EU Commission’s new rules on sustainable value chains risk creating a tick-the-box exercise
After several months of delay, today, the European Commission presented its proposal for a Corporate Sustainability Due Diligence Directive in Brussels. The main objective of this new legislation is to integrate into European law international standards such as the UN Guiding Principles on Business and Human Rights - adopted globally over a decade ago - and standards developed and approved by the OECD.
“By addressing due diligence and corporate governance, the European Commission’s proposal represents an important piece of the corporate sustainability puzzle. However, it risks proposing a default solution to companies, that relies on tick boxing and pushes the responsibility further down the supply chain,” said Frank Bold policy officer Julia Otten.

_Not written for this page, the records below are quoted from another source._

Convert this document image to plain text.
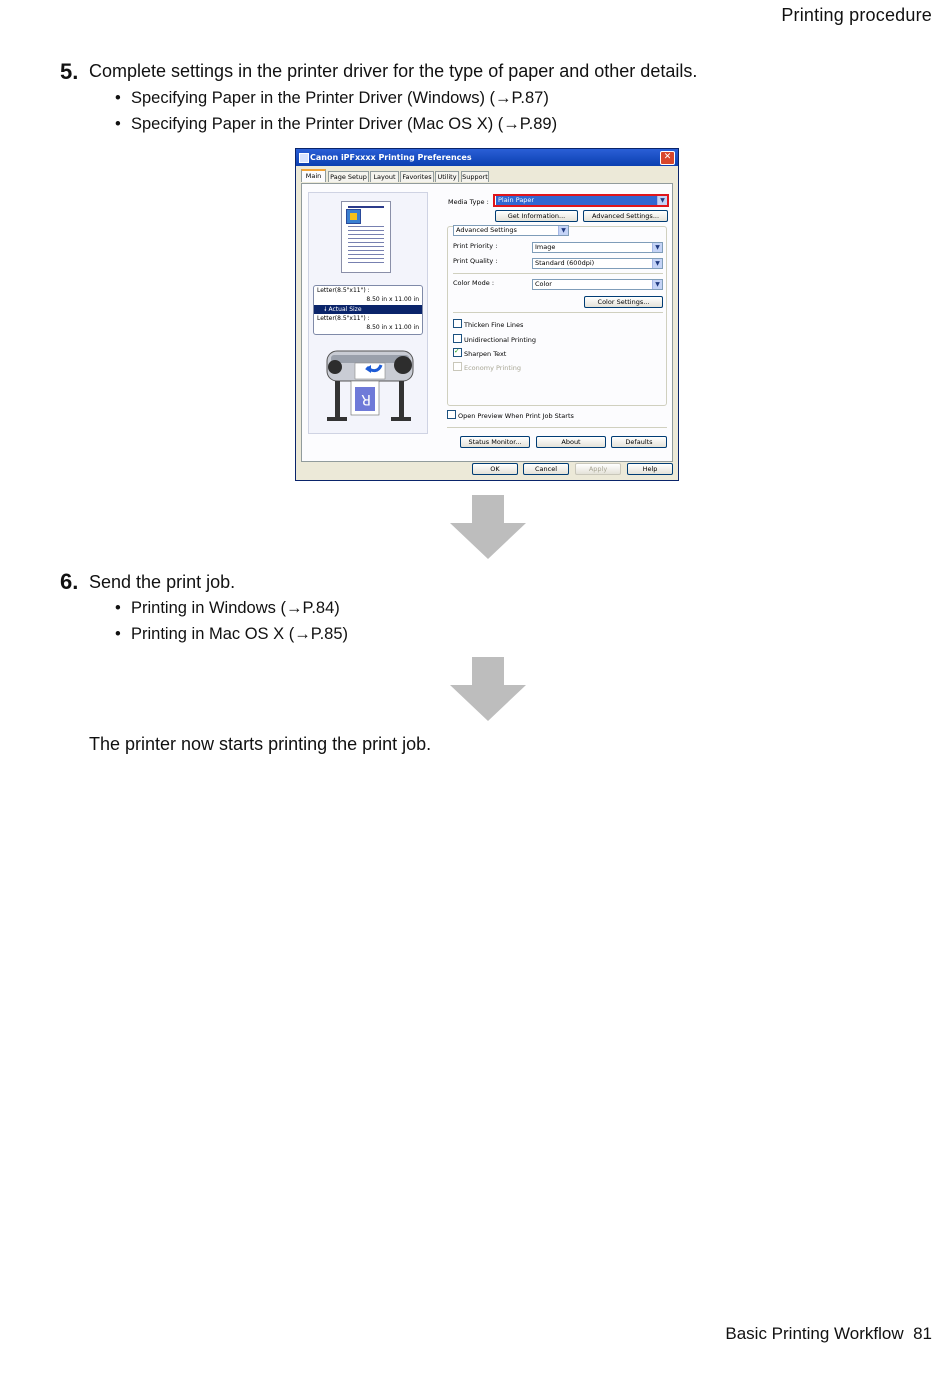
Printing procedure
Basic Printing Workflow 81
5. Complete settings in the printer driver for the type of paper and other details.
• Specifying Paper in the Printer Driver (Windows) (→P.87)
• Specifying Paper in the Printer Driver (Mac OS X) (→P.89)
Canon iPFxxxx Printing Preferences	✕
Main	Page Setup	Layout	Favorites Utility Support
Letter(8.5"x11") :
8.50 in x 11.00 in
🠗 Actual Size
Letter(8.5"x11") :
8.50 in x 11.00 in
R
Media Type :	Plain Paper	▼
Get Information...	Advanced Settings...
Advanced Settings	▼
Print Priority :	Image	▼
Print Quality :	Standard (600dpi)	▼
Color Mode :	Color	▼
Color Settings...
Thicken Fine Lines
Unidirectional Printing
✓Sharpen Text
Economy Printing
Open Preview When Print Job Starts
Status Monitor...	About	Defaults
OK	Cancel	Apply	Help
6. Send the print job.
• Printing in Windows (→P.84)
• Printing in Mac OS X (→P.85)
The printer now starts printing the print job.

The legislation proposes a long awaited EU standard on human rights and environmental due diligence, based on global standards that define it as a risk-based approach: If a company identifies potential or actual severe impacts in its business relationships across its full value chain, it needs to determine appropriate action, track implementation and results, and communicate them to affected stakeholders. “This responsibility cannot be fulfilled by adding clauses in contracts with suppliers as proposed by the Commission,“ said Julia Otten: “This risks becoming a nominal compliance exercise as the one seen with the Data Protection Regulation, generating bureaucracy, whilst falling short of providing effective protection for stakeholders.”

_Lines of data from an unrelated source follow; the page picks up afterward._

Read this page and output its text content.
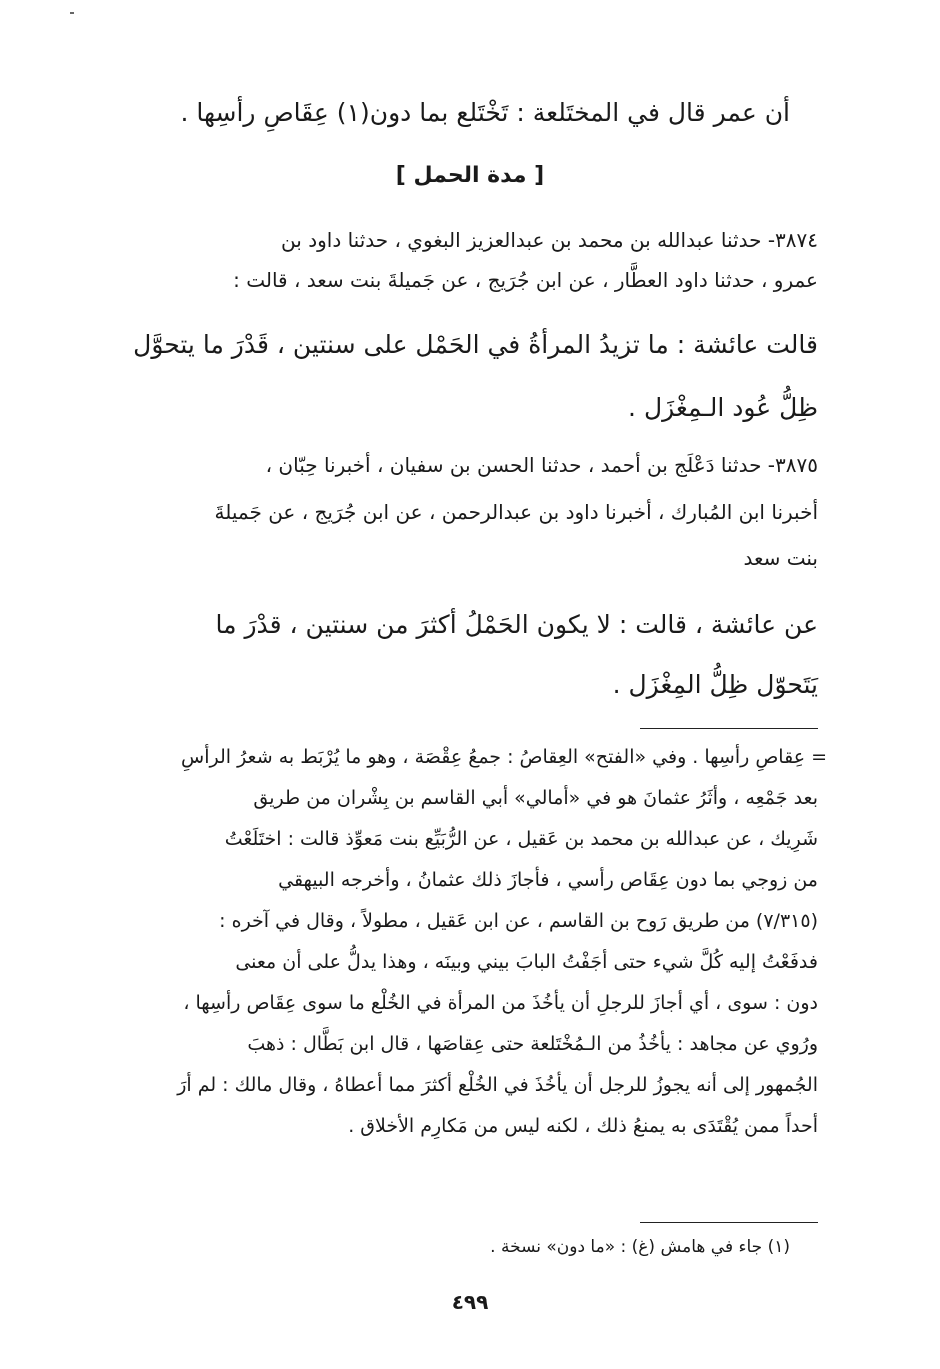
أن عمر قال في المختَلعة : تَخْتَلع بما دون(١) عِقَاصِ رأسِها .
[ مدة الحمل ]
٣٨٧٤- حدثنا عبدالله بن محمد بن عبدالعزيز البغوي ، حدثنا داود بن
عمرو ، حدثنا داود العطَّار ، عن ابن جُرَيج ، عن جَميلةَ بنت سعد ، قالت :
قالت عائشة : ما تزيدُ المرأةُ في الحَمْل على سنتين ، قَدْرَ ما يتحوَّل
ظِلُّ عُود الـمِغْزَل .
٣٨٧٥- حدثنا دَعْلَج بن أحمد ، حدثنا الحسن بن سفيان ، أخبرنا حِبّان ،
أخبرنا ابن المُبارك ، أخبرنا داود بن عبدالرحمن ، عن ابن جُرَيج ، عن جَميلةَ
بنت سعد
عن عائشة ، قالت : لا يكون الحَمْلُ أكثرَ من سنتين ، قدْرَ ما
يَتَحوّل ظِلُّ المِغْزَل .
= عِقاصِ رأسِها . وفي «الفتح» العِقاصُ : جمعُ عِقْصَة ، وهو ما يُرْبَط به شعرُ الرأسِ
بعد جَمْعِه ، وأثَرُ عثمانَ هو في «أمالي» أبي القاسم بن بِشْران من طريق
شَرِيك ، عن عبدالله بن محمد بن عَقيل ، عن الرُّبَيِّع بنت مَعوِّذ قالت : اختَلَعْتُ
من زوجي بما دون عِقَاص رأسي ، فأجازَ ذلك عثمانُ ، وأخرجه البيهقي
(٧/٣١٥) من طريق رَوح بن القاسم ، عن ابن عَقيل ، مطولاً ، وقال في آخره :
فدفَعْتُ إليه كُلَّ شيء حتى أجَفْتُ البابَ بيني وبينَه ، وهذا يدلُّ على أن معنى
دون : سوى ، أي أجازَ للرجلِ أن يأخُذَ من المرأة في الخُلْع ما سوى عِقَاص رأسِها ،
ورُوي عن مجاهد : يأخُذُ من الـمُخْتَلعة حتى عِقاصَها ، قال ابن بَطَّال : ذهبَ
الجُمهور إلى أنه يجوزُ للرجل أن يأخُذَ في الخُلْع أكثرَ مما أعطاهُ ، وقال مالك : لم أرَ
أحداً ممن يُقْتَدَى به يمنعُ ذلك ، لكنه ليس من مَكارِم الأخلاق .
(١) جاء في هامش (غ) : «ما دون» نسخة .
٤٩٩
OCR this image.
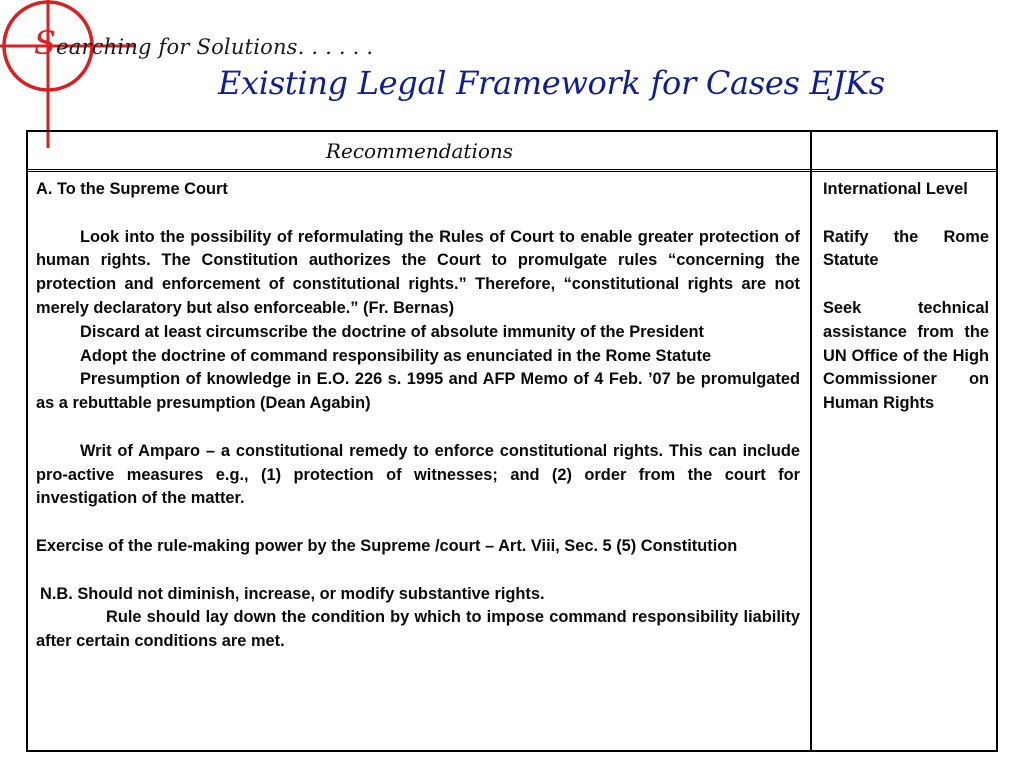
Searching for Solutions. . . . . .
Existing Legal Framework for Cases EJKs
Recommendations

A. To the Supreme Court

Look into the possibility of reformulating the Rules of Court to enable greater protection of human rights. The Constitution authorizes the Court to promulgate rules “concerning the protection and enforcement of constitutional rights.” Therefore, “constitutional rights are not merely declaratory but also enforceable.” (Fr. Bernas)

Discard at least circumscribe the doctrine of absolute immunity of the President

Adopt the doctrine of command responsibility as enunciated in the Rome Statute

Presumption of knowledge in E.O. 226 s. 1995 and AFP Memo of 4 Feb. ’07 be promulgated as a rebuttable presumption (Dean Agabin)

Writ of Amparo – a constitutional remedy to enforce constitutional rights. This can include pro-active measures e.g., (1) protection of witnesses; and (2) order from the court for investigation of the matter.

Exercise of the rule-making power by the Supreme /court – Art. Viii, Sec. 5 (5) Constitution

N.B. Should not diminish, increase, or modify substantive rights.

Rule should lay down the condition by which to impose command responsibility liability after certain conditions are met.

International Level

Ratify the Rome Statute

Seek technical assistance from the UN Office of the High Commissioner on Human Rights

Following fierce lobbying by industry groups, the proposal initially referred to as 'Sustainable Corporate Governance' has been presented with only a few elements to foster integration of sustainability and long-term thinking in corporate governance rules. The Commission’s proposal clarifies company directors’ duty of care to take into account human rights, the environment and climate in their decisions. Companies have to adopt a climate transition plan in line with the 1.5 degree target of the Paris climate agreement, however, no legal consequences are foreseen for breaching this obligation. Linking bonuses of company executives to sustainability objectives remains voluntary.
Directors will also have to oversee due diligence actions. However, the Commission refers to Member States to ensure enforcement and that directors ‘take steps’ to take into account the identified impacts in corporate strategies.
“We welcome the specification of the directors’ duty of care, but it is essential that directors are clearly responsible for the approval of strategies that react to problems. The Commission should not leave this up to national law,” said Frank Bold policy officer Julia Otten.
The proposed legislation requires EU and non-EU companies in the single market with more than 500 employees and revenues of 150 million Euros to prevent human rights and environmental abuses along their full value chains. In high-risk industries such as agriculture, garment and extractives, only companies with more than 250 employees would be covered, while SMEs would be exempted. Over 100 companies and investors have recently shown strong support for such a European due diligence legislation and have called on the EU Commission to move this process forward including “all businesses operating in the EU market, regardless of sector and size”.
The Commission’s proposal will now be handed over to the European Parliament and the EU Member States for negotiations and agreement on the final legislation.